Lab for testing multiple Machine Learning models using local traffic data to predict the average expected delay at a bus stop
HEAVILY WORK IN PROGRESS
The complete dataset is private.
But this is a little snippet of the used data. The data, which is used to train the models, has a range of 8 months and several million lines of data.

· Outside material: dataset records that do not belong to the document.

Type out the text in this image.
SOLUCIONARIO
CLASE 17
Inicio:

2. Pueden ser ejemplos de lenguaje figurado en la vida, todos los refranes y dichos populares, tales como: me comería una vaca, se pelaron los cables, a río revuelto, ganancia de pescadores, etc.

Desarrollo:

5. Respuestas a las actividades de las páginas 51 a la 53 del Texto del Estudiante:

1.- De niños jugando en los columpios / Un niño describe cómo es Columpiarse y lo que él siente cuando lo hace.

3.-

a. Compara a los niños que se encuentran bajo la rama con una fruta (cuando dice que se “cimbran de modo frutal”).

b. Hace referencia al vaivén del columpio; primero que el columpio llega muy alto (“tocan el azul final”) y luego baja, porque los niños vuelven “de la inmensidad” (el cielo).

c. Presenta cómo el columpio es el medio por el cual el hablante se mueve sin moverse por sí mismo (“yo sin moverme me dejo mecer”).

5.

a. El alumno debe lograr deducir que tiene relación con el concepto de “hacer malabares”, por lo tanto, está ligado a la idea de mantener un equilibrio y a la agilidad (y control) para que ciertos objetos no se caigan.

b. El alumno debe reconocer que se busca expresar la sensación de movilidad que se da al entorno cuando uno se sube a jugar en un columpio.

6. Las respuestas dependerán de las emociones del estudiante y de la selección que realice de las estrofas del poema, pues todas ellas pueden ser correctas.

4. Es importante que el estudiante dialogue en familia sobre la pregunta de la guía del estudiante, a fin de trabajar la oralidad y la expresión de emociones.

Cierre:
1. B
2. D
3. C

| timestamp | busStopID | stopName | patternText | direction | actualTime | plannedTime | status | routeId | tripId | vehicleId |
|---|---|---|---|---|---|---|---|---|---|---|
| 2024-12-18 18:32:17 | 1020 | Heikendorf, Am Heidberg | 15 | Mettenhof | 18:52 | 18:52 | PREDICTED | 1610073983892324384 | 1610077840787696906 | -7638104967705910578 |
| 2024-12-18 18:32:17 | 1005 | Belvedere | 13 | Kiel Hbf | 18:33 | 18:33 | PREDICTED | 1610073983892324382 | 1610077840787574030 | -7638104967705910932 |
| 2024-12-18 18:32:17 | 1005 | Belvedere | 11 | Wik Kanal | 18:37 | 18:35 | PREDICTED | 1610073983892324359 | 1610077840787451151 | -7638104967705910820 |
| 2024-12-18 18:32:17 | 1005 | Belvedere | 12 | Schilksee | 18:37 | 18:36 | PREDICTED | 1610073983892324353 | 1610077840787565838 | -7638104967705910672 |
| 2024-12-18 18:32:17 | 1005 | Belvedere | 11 | Dietrichsdorf | 18:39 | 18:38 | PREDICTED | 1610073983892324359 | 1610077840787479822 | -7638104967705910884 |
| 2024-12-18 18:32:17 | 1005 | Belvedere | 11 | Wik Kanal | 18:44 | 18:43 | PREDICTED | 1610073983892324359 | 1610077840787467534 | -7638104967705910912 |
| 2024-12-18 18:32:17 | 1005 | Belvedere | 6 | Hassee | 18:46 | 18:46 | PREDICTED | 1610073983892324356 | 1610077840787827991 | -7638104967705910810 |
| 2024-12-18 18:32:17 | 1005 | Belvedere | 12 | Kiel Hbf | 18:48 | 18:48 | PREDICTED | 1610073983892324353 | 1610077840787569934 | -7638104967705910704 |
| 2024-12-18 18:32:17 | 1005 | Belvedere | 11 | Dietrichsdorf | 18:48 | 18:48 | PREDICTED | 1610073983892324359 | 1610077840787455247 | -7638104967705910898 |
| 2024-12-18 18:32:17 | 1005 | Belvedere | 13 | Strande | 18:51 | 18:51 | PREDICTED | 1610073983892324382 | 1610077840788143370 | -7638104967705910868 |
- Feature Engineering: regarding duplicated entries, hence the data was collected by a query every 15 mins
- Feature Engineering: more features like holiday yes/no, kieler woche yes/no, maybe even weather? Rush hour?
WIP
The HistGradientBoostingRegressor is a regression model that uses gradient boosting decision trees with a histogram-based approach. It bins continuous features into discrete bins to make training faster and more memory-efficient, especially on large datasets. This model can handle missing values and categorical features natively. It works by building trees sequentially, where each new tree corrects the errors of the previous ones, to minimize prediction errors like MAE or RMSE.
MAE (Mean Absolute Error): 0.97 minutes RMSE(Root Mean Square Error): 1.94 minutes R^2 (R-squared Score): 0.0752
Training R^2 Score: 0.2247 Test R^2 Score: 0.0752
The big difference between the Training R^2 Score and Test R^2 Score: 0.0752 suggests overfitting.
In general, the charts show that the model still underestimates delays. We can try to improve this by Feature Engineering, hence we are already weighting delays longer than 5 minutes more heavily.